4. Focus on ethics. We focus on always doing the right thing for our clients. This is a big deal to me, since I think I was the first person in the industry to talk about the importance of ethics.

First we train this mindset into our team members and then we make sure the client knows we will only make recommendations in their best interests.

We frequently find clients who already have solid, cost effective insurance plans in place. We review them for the client, so they can have confidence in what they already have. Then we tell the client: you need to hang on to this; we can’t do any better for you. I think our clients appreciate our candor.

5. Vet investments thoroughly. We have a due diligence process for every investment or insurance recommendation. We think our independence is crucial for providing independent advice to our clients that is in their best interests. Our due diligence process is never ending.

Take indexed universal life insurance. There are 60 companies out there who offer this product. Every year or so, we go through the same process to make sure we are offering the best possible solutions to our clients.

We immediately eliminate 50 of the companies—they are not cost effective or financially sound or are just not a good choice for our clients. With the top 10, we slice and dice them in every way possible. We look at dollars in to dollars out, expenses, charges, surrender fees, historical returns and numerous other factors. In the end, we usually get it down to two to four different options. Each of these would be a great choice for the right client. We also document this research.

Even though we go through this exercise for investments, term insurance, disability insurance, I didn’t bother to explain it to clients when we first opened our practice. At the beginning, I just mentioned that we were independent and look for the best solutions.

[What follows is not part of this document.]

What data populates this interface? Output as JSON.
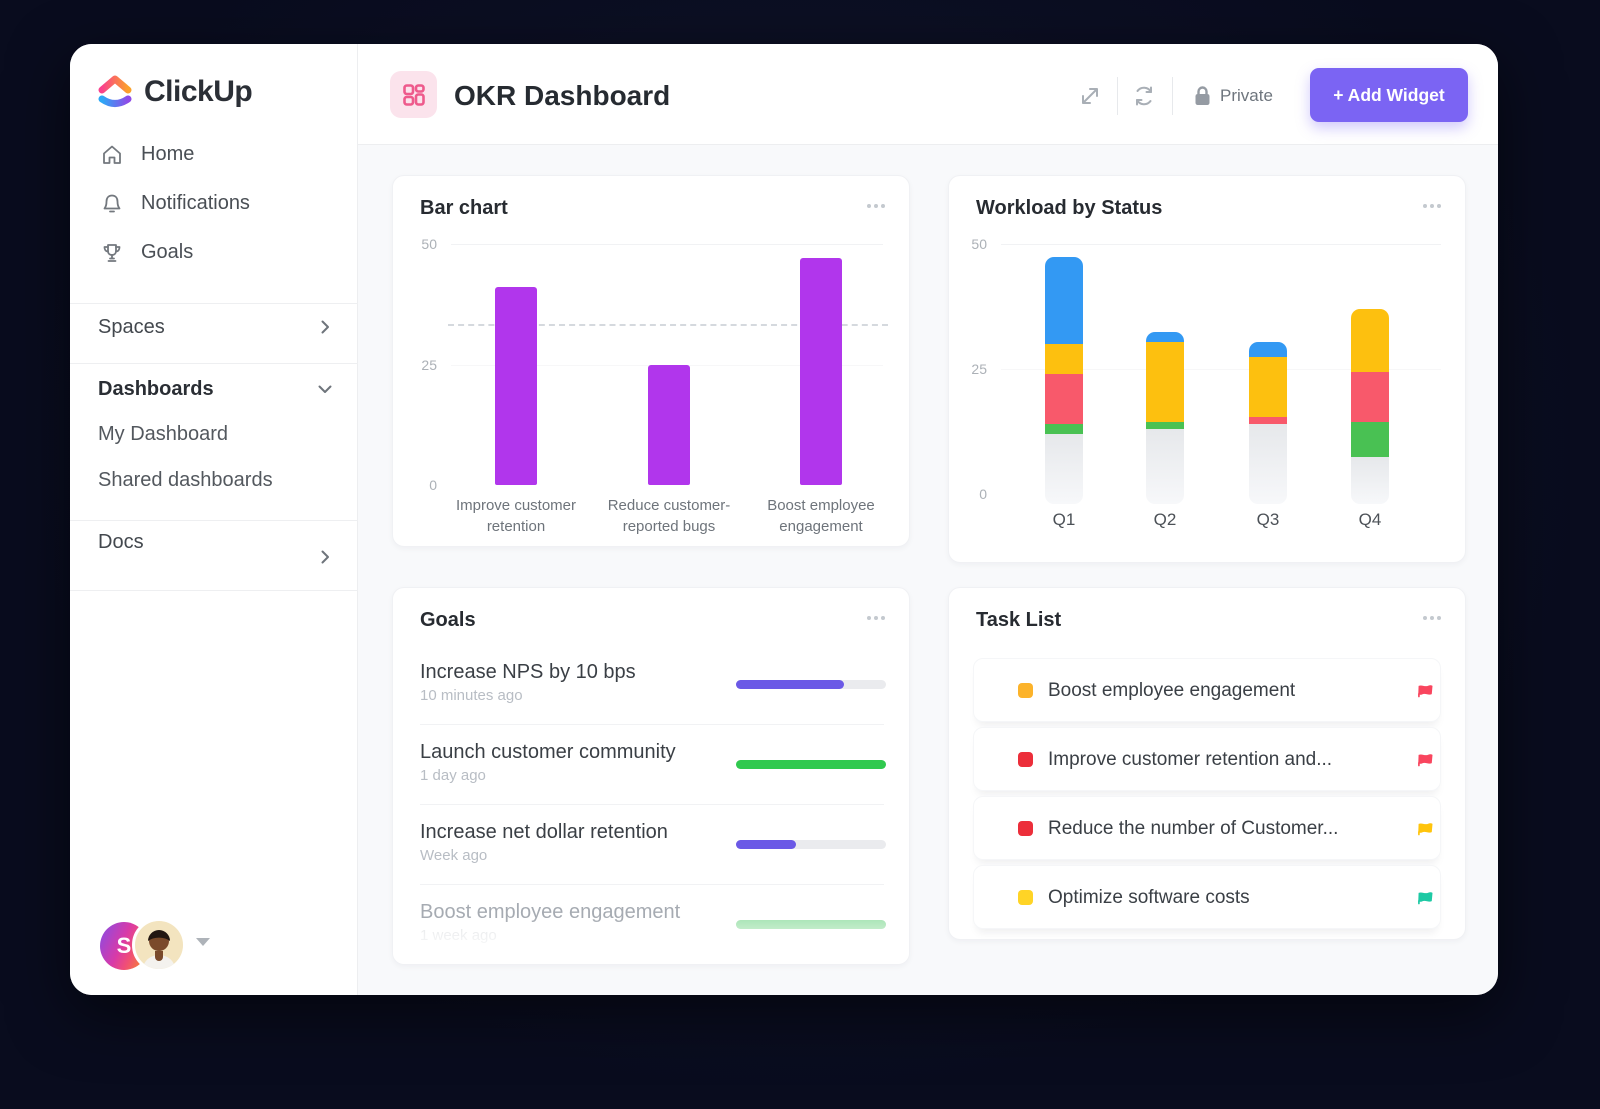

I found out over time that I needed to put more context into the conversation so the client would really appreciate not only the work we had done, but why our recommendation is a good choice for them. Once I explained our due diligence process, I found clients were feeling more comfortable and much more likely to move ahead. They asked fewer questions and the whole process was a little faster. It was apparent we were solving a deep inner need in our clients so they felt comfortable moving ahead.

To provide this level of service provides an entire team—I am blessed to have a great team to help support wonderful clients. You can see why I will never retire. This is way too much fun.